Percebi isso quando comecei a perguntar apenas como meu filho estava.
Fazia muito tempo que ninguém perguntava como eu estava.
E, para ser sincero, eu mesmo já não sabia responder.
Cuidar de alguém exige energia.
Exige tempo.
Exige presença.
Quando essa situação se prolonga, também exige algo que muitas vezes esquecemos de oferecer a nós mesmos.
Cuidado.
Existe uma ideia muito comum de que um bom pai, uma boa mãe ou um bom cuidador deve suportar tudo.
Não demonstrar cansaço.
Não sentir medo.
Não chorar.
Não pedir ajuda.
Como se reconhecer os próprios limites fosse sinal de fraqueza.
Na prática, acontece justamente o contrário.

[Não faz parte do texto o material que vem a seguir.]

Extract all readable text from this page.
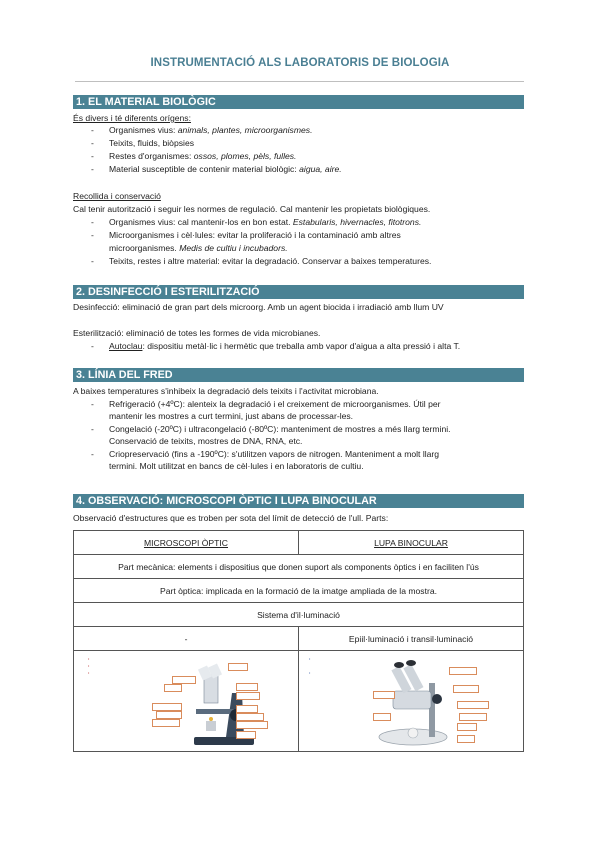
INSTRUMENTACIÓ ALS LABORATORIS DE BIOLOGIA
1. EL MATERIAL BIOLÒGIC
És divers i té diferents orígens:
- Organismes vius: animals, plantes, microorganismes.
- Teixits, fluids, biòpsies
- Restes d'organismes: ossos, plomes, pèls, fulles.
- Material susceptible de contenir material biològic: aigua, aire.
Recollida i conservació
Cal tenir autorització i seguir les normes de regulació. Cal mantenir les propietats biològiques.
- Organismes vius: cal mantenir-los en bon estat. Estabularis, hivernacles, fitotrons.
- Microorganismes i cèl·lules: evitar la proliferació i la contaminació amb altres
microorganismes. Medis de cultiu i incubadors.
- Teixits, restes i altre material: evitar la degradació. Conservar a baixes temperatures.
2. DESINFECCIÓ I ESTERILITZACIÓ
Desinfecció: eliminació de gran part dels microorg. Amb un agent biocida i irradiació amb llum UV
Esterilització: eliminació de totes les formes de vida microbianes.
- Autoclau: dispositiu metàl·lic i hermètic que treballa amb vapor d'aigua a alta pressió i alta T.
3. LÍNIA DEL FRED
A baixes temperatures s'inhibeix la degradació dels teixits i l'activitat microbiana.
- Refrigeració (+4ºC): alenteix la degradació i el creixement de microorganismes. Útil per
mantenir les mostres a curt termini, just abans de processar-les.
- Congelació (-20ºC) i ultracongelació (-80ºC): manteniment de mostres a més llarg termini.
Conservació de teixits, mostres de DNA, RNA, etc.
- Criopreservació (fins a -190ºC): s'utilitzen vapors de nitrogen. Manteniment a molt llarg
termini. Molt utilitzat en bancs de cèl·lules i en laboratoris de cultiu.
4. OBSERVACIÓ: MICROSCOPI ÒPTIC I LUPA BINOCULAR
Observació d'estructures que es troben per sota del límit de detecció de l'ull. Parts:
MICROSCOPI ÒPTIC	LUPA BINOCULAR
Part mecànica: elements i dispositius que donen suport als components òptics i en faciliten l'ús	
Part òptica: implicada en la formació de la imatge ampliada de la mostra.	
Sistema d'il·luminació	
-	Epiil·luminació i transil·luminació

•
•
•	•
•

Quanto mais sobrecarregado fico, mais difícil se torna escutar com paciência.
Tomar decisões.
Manter a calma.
Oferecer apoio.
O esgotamento afeta a forma como cuido de quem depende de mim.

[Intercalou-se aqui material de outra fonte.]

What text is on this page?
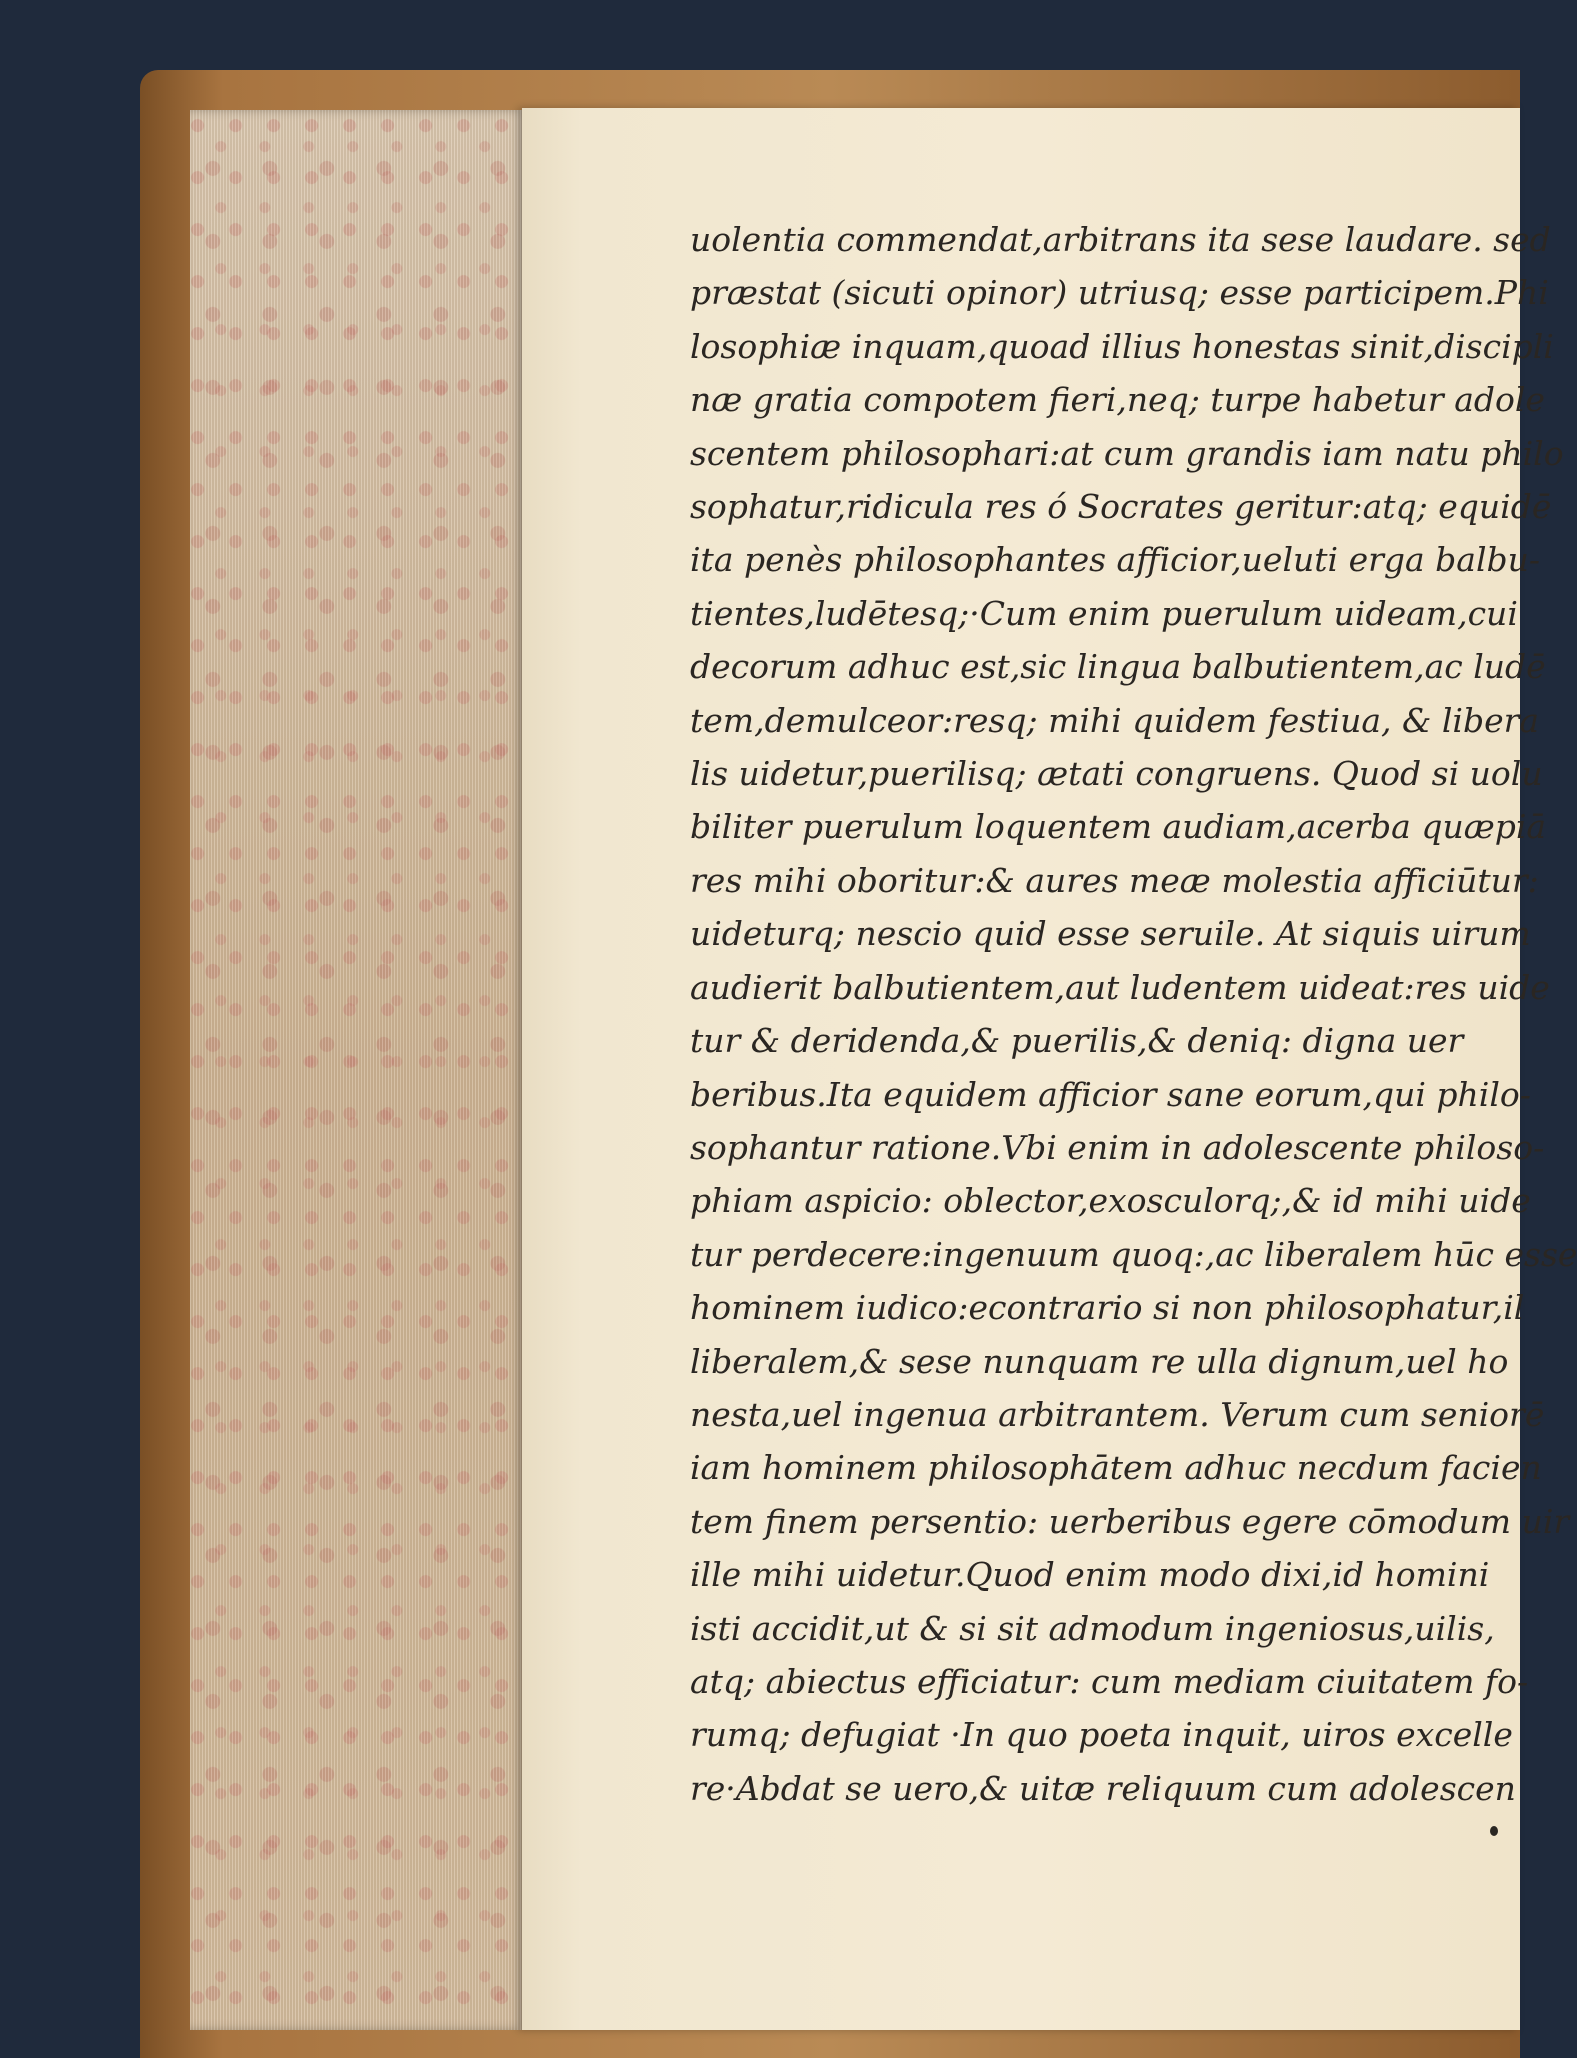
uolentia commendat,arbitrans ita sese laudare. sed
præstat (sicuti opinor) utriusq; esse participem.Phi
losophiæ inquam,quoad illius honestas sinit,discipli
næ gratia compotem fieri,neq; turpe habetur adole
scentem philosophari:at cum grandis iam natu philo
sophatur,ridicula res ó Socrates geritur:atq; equidē
ita penès philosophantes afficior,ueluti erga balbu-
tientes,ludētesq;·Cum enim puerulum uideam,cui
decorum adhuc est,sic lingua balbutientem,ac ludē
tem,demulceor:resq; mihi quidem festiua, & libera
lis uidetur,puerilisq; ætati congruens. Quod si uolu
biliter puerulum loquentem audiam,acerba quæpiā
res mihi oboritur:& aures meæ molestia afficiūtur:
uideturq; nescio quid esse seruile. At siquis uirum
audierit balbutientem,aut ludentem uideat:res uide
tur & deridenda,& puerilis,& deniq: digna uer
beribus.Ita equidem afficior sane eorum,qui philo-
sophantur ratione.Vbi enim in adolescente philoso-
phiam aspicio: oblector,exosculorq;,& id mihi uide
tur perdecere:ingenuum quoq:,ac liberalem hūc esse
hominem iudico:econtrario si non philosophatur,il
liberalem,& sese nunquam re ulla dignum,uel ho
nesta,uel ingenua arbitrantem. Verum cum seniorē
iam hominem philosophātem adhuc necdum facien
tem finem persentio: uerberibus egere cōmodum uir
ille mihi uidetur.Quod enim modo dixi,id homini
isti accidit,ut & si sit admodum ingeniosus,uilis,
atq; abiectus efficiatur: cum mediam ciuitatem fo-
rumq; defugiat ·In quo poeta inquit, uiros excelle
re·Abdat se uero,& uitæ reliquum cum adolescen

Por isso, cuidar de si não é abandonar o outro.
É criar condições para continuar presente.
Isso pode significar coisas simples.
Dormir quando possível.
Aceitar ajuda de familiares ou amigos.
Conversar com alguém de confiança.
Reservar alguns minutos para descansar.
Buscar acompanhamento profissional quando perceber que a angústia está se tornando difícil de suportar.
Também significa abandonar uma culpa muito comum.
A ideia de que preciso resolver tudo sozinho.
Nenhuma família precisa enfrentar desafios importantes em isolamento.
Pedir apoio não diminui o amor.
Fortalece a capacidade de cuidar.
Existe outra pergunta que merece espaço.
Como estou vivendo tudo isso?
Ela não tira a atenção do filho.
Ela amplia o cuidado para incluir toda a família.
Porque situações difíceis não afetam apenas uma pessoa.
Elas atravessam todos que fazem parte daquele vínculo.
Quando compreendo isso, deixo de enxergar meu próprio sofrimento como algo secundário.
Percebo que ele também merece atenção.
E que cuidar de mim faz parte da maneira como cuido de quem amo.
Quem cuida não precisa ser forte o tempo todo. Também sente medo, cansaço, dúvidas e insegurança. Reconhecer essas experiências não diminui o compromisso com a família. Pelo contrário, fortalece a possibilidade de continuar oferecendo um cuidado mais saudável, equilibrado e humano.